5 estados processam a administração Trump por reter bilhões em fundos de segurança social

WASHINGTON (AP) – Procuradores-gerais de cinco estados liderados pelos democratas entraram com uma ação judicial na quinta-feira contra a administração do presidente Donald Trump depois de esta ter dito que iria congelar dinheiro para vários programas de benefícios públicos, citando preocupações sobre fraude nos programas concebidos para ajudar famílias de baixos rendimentos.

Os estados – Califórnia, Colorado, Minnesota, Illinois e Nova York – consideraram a medida um abuso de poder inconstitucional. A administração Trump anunciou no início desta semana que estava a reter o financiamento da sua rede de segurança social. O financiamento foi destinado a três programas federais, dois dos quais se concentram em tirar famílias com crianças da pobreza.

A procuradora-geral de Nova Iorque, Letitia James, que lidera o processo, disse que a administração Trump está a ultrapassar a sua autoridade ao congelar milhares de milhões de dólares em fundos que já foram aprovados para os estados pelo Congresso.

A ação movida no Tribunal Distrital dos EUA para o Distrito Sul de Nova Iorque pede aos tribunais que ordenem à administração que suspenda o congelamento e liberte os fundos.

“Mais uma vez, as famílias mais vulneráveis ​​das nossas comunidades estão a suportar o peso da campanha de caos e vingança desta administração”, disse James.

O Departamento de Saúde e Serviços Humanos dos EUA disse esta semana aos cinco estados que estava a congelar o seu dinheiro para o Fundo de Assistência e Desenvolvimento Infantil, que subsidia cuidados infantis para crianças de famílias de baixos rendimentos; o programa de Assistência Temporária para Famílias Carentes, que oferece auxílio financeiro e capacitação profissional; e o Subsídio em Bloco de Serviços Sociais.

Os funcionários do HHS não responderam imediatamente a um pedido de comentários sobre o processo.

Cerca de metade dos 10 mil milhões de dólares em financiamento visados ​​pela administração Trump apoiaram programas da Califórnia, disse o procurador-geral do estado, Rob Bonta.

Em cartas aos estados, Alex J. Adams, secretário adjunto da Administração para Crianças e Famílias, escreveu que o HHS tinha “razões para acreditar” que os estados estavam a fornecer benefícios a pessoas que estavam ilegalmente nos EUA, não oferecendo mais detalhes sobre as alegações. Eles solicitaram muitos dados, incluindo nomes e números de Seguro Social de todas as pessoas que receberam alguns dos benefícios.

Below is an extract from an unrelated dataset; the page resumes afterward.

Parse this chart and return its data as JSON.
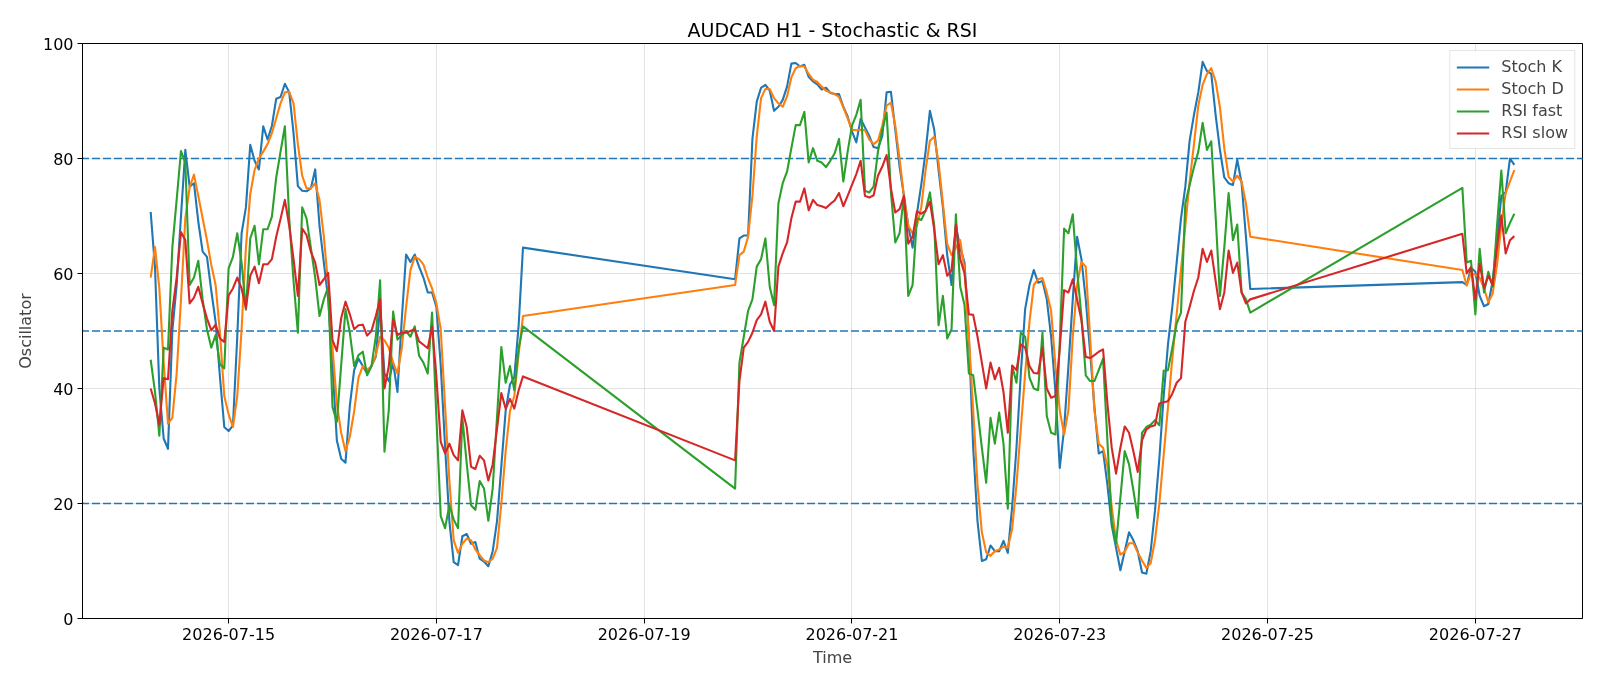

“As cartas solicitavam que a Califórnia entregasse essencialmente todos os documentos já associados à implementação desses programas federais pelo estado e o fizesse dentro de 14 dias, até 20 de janeiro, incluindo informações de identificação pessoal sobre os participantes do programa”, disse Bonta. “Isso é profundamente preocupante e também profundamente frustrante.”

O governo intensificou seu foco no programa de subsídio para cuidados infantis depois que um YouTuber conservador divulgou um vídeo alegando que creches em Minneapolis haviam cometido até US$ 100 milhões em fraudes. As creches eram dirigidas por membros da comunidade somali da cidade, que tem sido frequentemente difamada por Trump e alvo das autoridades de imigração.

O governador de Minnesota, Tim Walz, um democrata, defendeu a resposta de seu estado e disse que seu estado está tomando medidas agressivas para evitar novas fraudes.